Employers Already Providing Equal or Greater Paid Leave Benefits
Employers that already provide at least 5 days of paid leave, whether for vacation, sick days, or personal days, that can be used for the same purposes and that accrues at least as quickly will be deemed to comply with the law. The law does not preempt the terms of any union contract or diminish the rights of any employee pursuant to a union contract.
The law requires each covered employer to provide notice to employees at the time of hiring that:
- The employee is entitled to paid sick leave, the amount provided, and the terms under which it can be used;
- The employer cannot retaliate against him/her for requesting or using sick leave; and
- The employee can file a complaint with the labor commissioner for any violation.

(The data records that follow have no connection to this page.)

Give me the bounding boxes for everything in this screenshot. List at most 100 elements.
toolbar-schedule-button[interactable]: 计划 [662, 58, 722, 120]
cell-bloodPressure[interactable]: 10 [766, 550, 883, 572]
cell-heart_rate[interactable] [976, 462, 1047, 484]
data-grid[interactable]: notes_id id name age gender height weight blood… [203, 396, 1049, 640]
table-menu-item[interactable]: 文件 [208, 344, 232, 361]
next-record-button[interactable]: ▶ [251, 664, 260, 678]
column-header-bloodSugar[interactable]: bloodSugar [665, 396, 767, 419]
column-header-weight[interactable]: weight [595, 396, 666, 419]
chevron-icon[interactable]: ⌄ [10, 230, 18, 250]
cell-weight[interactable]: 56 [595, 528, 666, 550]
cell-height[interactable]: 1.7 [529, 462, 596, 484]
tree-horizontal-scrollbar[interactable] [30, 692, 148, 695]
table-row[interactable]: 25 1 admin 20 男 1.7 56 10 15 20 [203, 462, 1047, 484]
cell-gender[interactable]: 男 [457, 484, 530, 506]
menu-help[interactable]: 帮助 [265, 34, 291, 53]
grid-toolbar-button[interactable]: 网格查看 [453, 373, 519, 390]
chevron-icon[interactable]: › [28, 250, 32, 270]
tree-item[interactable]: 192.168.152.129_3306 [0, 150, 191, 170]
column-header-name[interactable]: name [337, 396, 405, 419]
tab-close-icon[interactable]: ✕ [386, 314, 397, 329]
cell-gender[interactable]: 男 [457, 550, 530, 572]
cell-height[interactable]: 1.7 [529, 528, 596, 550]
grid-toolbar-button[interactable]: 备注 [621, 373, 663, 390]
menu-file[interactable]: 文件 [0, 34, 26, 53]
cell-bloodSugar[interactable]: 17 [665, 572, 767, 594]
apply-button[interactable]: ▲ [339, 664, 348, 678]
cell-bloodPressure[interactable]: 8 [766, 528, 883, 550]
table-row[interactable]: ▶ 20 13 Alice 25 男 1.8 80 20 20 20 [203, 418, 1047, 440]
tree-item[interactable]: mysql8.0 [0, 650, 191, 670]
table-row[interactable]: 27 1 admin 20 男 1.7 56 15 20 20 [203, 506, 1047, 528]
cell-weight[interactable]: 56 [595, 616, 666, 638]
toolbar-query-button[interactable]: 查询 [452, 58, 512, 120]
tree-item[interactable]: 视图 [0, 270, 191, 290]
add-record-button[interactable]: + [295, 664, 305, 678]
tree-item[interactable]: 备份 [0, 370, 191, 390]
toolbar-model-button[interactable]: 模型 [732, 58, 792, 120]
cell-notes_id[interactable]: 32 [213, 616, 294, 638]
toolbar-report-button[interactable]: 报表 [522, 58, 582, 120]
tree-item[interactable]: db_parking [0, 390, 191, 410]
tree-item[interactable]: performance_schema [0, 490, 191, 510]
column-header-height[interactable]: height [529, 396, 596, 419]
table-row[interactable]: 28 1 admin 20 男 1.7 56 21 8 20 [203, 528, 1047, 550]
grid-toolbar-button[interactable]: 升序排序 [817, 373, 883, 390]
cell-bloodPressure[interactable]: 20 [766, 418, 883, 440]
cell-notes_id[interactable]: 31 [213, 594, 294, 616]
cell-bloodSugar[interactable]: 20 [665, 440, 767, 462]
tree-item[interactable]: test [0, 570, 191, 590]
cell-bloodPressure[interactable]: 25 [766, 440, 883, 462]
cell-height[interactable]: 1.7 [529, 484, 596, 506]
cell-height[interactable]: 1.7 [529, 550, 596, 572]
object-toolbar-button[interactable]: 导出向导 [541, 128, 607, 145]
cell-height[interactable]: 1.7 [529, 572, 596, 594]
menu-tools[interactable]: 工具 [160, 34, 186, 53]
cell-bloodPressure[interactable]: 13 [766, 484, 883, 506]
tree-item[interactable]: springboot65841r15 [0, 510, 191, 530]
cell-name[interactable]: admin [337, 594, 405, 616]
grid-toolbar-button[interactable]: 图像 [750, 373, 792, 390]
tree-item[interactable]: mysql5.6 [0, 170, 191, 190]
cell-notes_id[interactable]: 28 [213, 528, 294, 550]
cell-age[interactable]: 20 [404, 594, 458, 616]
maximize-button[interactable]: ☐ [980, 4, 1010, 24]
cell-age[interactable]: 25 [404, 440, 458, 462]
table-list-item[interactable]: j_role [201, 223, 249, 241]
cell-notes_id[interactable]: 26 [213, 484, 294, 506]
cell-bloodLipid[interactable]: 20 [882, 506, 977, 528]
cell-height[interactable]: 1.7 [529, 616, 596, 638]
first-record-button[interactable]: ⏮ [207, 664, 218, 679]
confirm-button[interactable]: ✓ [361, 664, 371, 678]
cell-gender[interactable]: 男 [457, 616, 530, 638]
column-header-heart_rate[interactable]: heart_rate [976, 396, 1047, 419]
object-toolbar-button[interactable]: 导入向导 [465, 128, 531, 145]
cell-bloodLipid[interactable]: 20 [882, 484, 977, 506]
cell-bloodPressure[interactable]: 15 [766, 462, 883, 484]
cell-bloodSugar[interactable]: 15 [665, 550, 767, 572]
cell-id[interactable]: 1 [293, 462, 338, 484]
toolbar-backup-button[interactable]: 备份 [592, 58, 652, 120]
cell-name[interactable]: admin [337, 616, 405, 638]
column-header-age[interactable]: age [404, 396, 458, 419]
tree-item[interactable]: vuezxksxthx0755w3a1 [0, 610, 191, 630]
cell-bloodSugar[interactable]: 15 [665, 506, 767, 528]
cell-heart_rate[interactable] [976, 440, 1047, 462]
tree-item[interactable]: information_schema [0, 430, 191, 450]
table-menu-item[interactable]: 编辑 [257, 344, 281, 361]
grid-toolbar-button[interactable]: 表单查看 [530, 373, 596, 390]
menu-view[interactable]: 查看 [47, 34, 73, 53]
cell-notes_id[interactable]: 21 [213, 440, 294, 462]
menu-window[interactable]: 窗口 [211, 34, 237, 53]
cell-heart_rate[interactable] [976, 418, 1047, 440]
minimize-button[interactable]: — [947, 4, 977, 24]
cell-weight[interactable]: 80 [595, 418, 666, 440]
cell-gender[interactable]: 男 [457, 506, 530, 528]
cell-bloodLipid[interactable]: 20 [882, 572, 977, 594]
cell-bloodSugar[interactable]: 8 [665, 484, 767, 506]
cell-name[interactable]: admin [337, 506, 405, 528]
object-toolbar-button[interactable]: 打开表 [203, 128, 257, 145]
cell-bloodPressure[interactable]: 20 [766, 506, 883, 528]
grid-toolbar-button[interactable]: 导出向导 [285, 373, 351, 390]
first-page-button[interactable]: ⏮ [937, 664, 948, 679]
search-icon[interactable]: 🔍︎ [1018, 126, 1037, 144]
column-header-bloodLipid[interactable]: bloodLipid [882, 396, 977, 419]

Notably, an employer can comply with this notice requirement by displaying a poster with the required information in English and Spanish in a conspicuous place, accessible to employees, at the employer’s place of business. The labor commissioner is authorized to adopt regulations establishing additional notice requirement.
The law prohibits employers from taking adverse employment actions against an employee because the employee: (1) requested or used paid sick leave as provided by the law or in accordance with the employer’s policy; or (2) filed a complaint with the labor commissioner alleging the employer violated the law.
Significantly, the retaliation provision is broader than the leave provisions and applies to all employees, rather than just the enumerated service workers.
There is no independent cause of action for violation. Rather, employee complaints must be directed to the Connecticut Department of Labor. The commissioner may hold a hearing and, upon a finding by a preponderance of the evidence that the employer violated the law, may issue civil penalties. Ordinary violations will subject the employer to a $100 civil penalty and violations of the retaliation ban will result in a $500 penalty.
Additionally, the commissioner can order other appropriate relief, such as rehiring, payment of back wages, or reinstatement of benefits. Aggrieved parties can appeal the commissioner’s decisions to the Superior Court.
What to do Next
Covered employers are encouraged to review and assess their job descriptions to determine what jobs, if any, are impacted (i.e., what employees are “service workers”) and to ensure that employees are properly classified as exempt or non-exempt. Similarly, covered employers should review and modify their leave policy to allow service workers who are already provided at least 5 paid leave days to use such leave for all permitted purposes under the law and to be certain that the leave they provide accrues at least as quickly as provided for by the law. Further, to the extent an employer is covered and employs service employees, the employer should consider determining how it wishes to handle the non-mandatory aspects contained within the law, such as flexible use of benefits and donation of time.